The following commit fixes freezes in virtio device drivers when KVM is nested under VMWare Workstation/ESXi or Hyper-V. I've encountered problems running KVM inside VMWare since upgrading to Debian 9 (currently testing 4.9.88-1+deb9u1).
d391f1207067268261add0485f0f34503539c5b0
The same issue affects 4.4.y as well. A git-bisect within my environment stopped at e9ea5069d9e569c32ab913c39467df32e056b3a7, where the KVM capability was added that QEMU checks before enabling fast mmio.
Thanks, Mike
On Fri, May 25, 2018 at 09:03:07AM -0400, Mike Haboustak wrote:
The following commit fixes freezes in virtio device drivers when KVM is nested under VMWare Workstation/ESXi or Hyper-V. I've encountered problems running KVM inside VMWare since upgrading to Debian 9 (currently testing 4.9.88-1+deb9u1).

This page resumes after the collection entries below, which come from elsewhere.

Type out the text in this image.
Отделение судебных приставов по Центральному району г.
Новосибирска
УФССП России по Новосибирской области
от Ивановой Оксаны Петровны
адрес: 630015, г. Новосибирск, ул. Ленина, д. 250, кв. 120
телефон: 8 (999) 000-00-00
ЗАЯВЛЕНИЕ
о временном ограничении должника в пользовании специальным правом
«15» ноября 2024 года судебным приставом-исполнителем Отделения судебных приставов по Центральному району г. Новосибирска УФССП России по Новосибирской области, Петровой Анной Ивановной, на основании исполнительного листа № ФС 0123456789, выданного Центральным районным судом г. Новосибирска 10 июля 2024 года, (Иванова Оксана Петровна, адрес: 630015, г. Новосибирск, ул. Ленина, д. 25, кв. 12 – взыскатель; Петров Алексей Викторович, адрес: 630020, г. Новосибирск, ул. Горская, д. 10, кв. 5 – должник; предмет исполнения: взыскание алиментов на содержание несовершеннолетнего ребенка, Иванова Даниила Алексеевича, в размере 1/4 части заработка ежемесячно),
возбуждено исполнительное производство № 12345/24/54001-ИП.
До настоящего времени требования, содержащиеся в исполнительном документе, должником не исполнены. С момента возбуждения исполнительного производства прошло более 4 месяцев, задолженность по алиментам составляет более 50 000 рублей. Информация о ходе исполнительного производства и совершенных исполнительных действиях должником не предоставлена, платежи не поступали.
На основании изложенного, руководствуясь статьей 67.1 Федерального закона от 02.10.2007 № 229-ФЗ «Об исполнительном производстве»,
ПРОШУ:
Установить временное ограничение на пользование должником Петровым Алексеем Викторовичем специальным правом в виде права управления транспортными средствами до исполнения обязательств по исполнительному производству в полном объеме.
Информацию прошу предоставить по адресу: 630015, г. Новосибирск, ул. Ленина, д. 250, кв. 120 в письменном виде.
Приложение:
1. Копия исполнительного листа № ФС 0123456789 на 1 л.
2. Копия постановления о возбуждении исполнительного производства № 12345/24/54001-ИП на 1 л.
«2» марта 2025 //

d391f1207067268261add0485f0f34503539c5b0
The same issue affects 4.4.y as well. A git-bisect within my environment stopped at e9ea5069d9e569c32ab913c39467df32e056b3a7, where the KVM capability was added that QEMU checks before enabling fast mmio.
The patch does not apply to 4.9.y or 4.4.y, can you please provide a working backport? I will be glad to queue it up then.
thanks,
greg k-h
On Sat, May 26, 2018 at 03:22:26PM +0200, Greg KH wrote:
On Fri, May 25, 2018 at 09:03:07AM -0400, Mike Haboustak wrote:
The following commit fixes freezes in virtio device drivers when KVM is nested under VMWare Workstation/ESXi or Hyper-V. I've encountered problems running KVM inside VMWare since upgrading to Debian 9 (currently testing 4.9.88-1+deb9u1).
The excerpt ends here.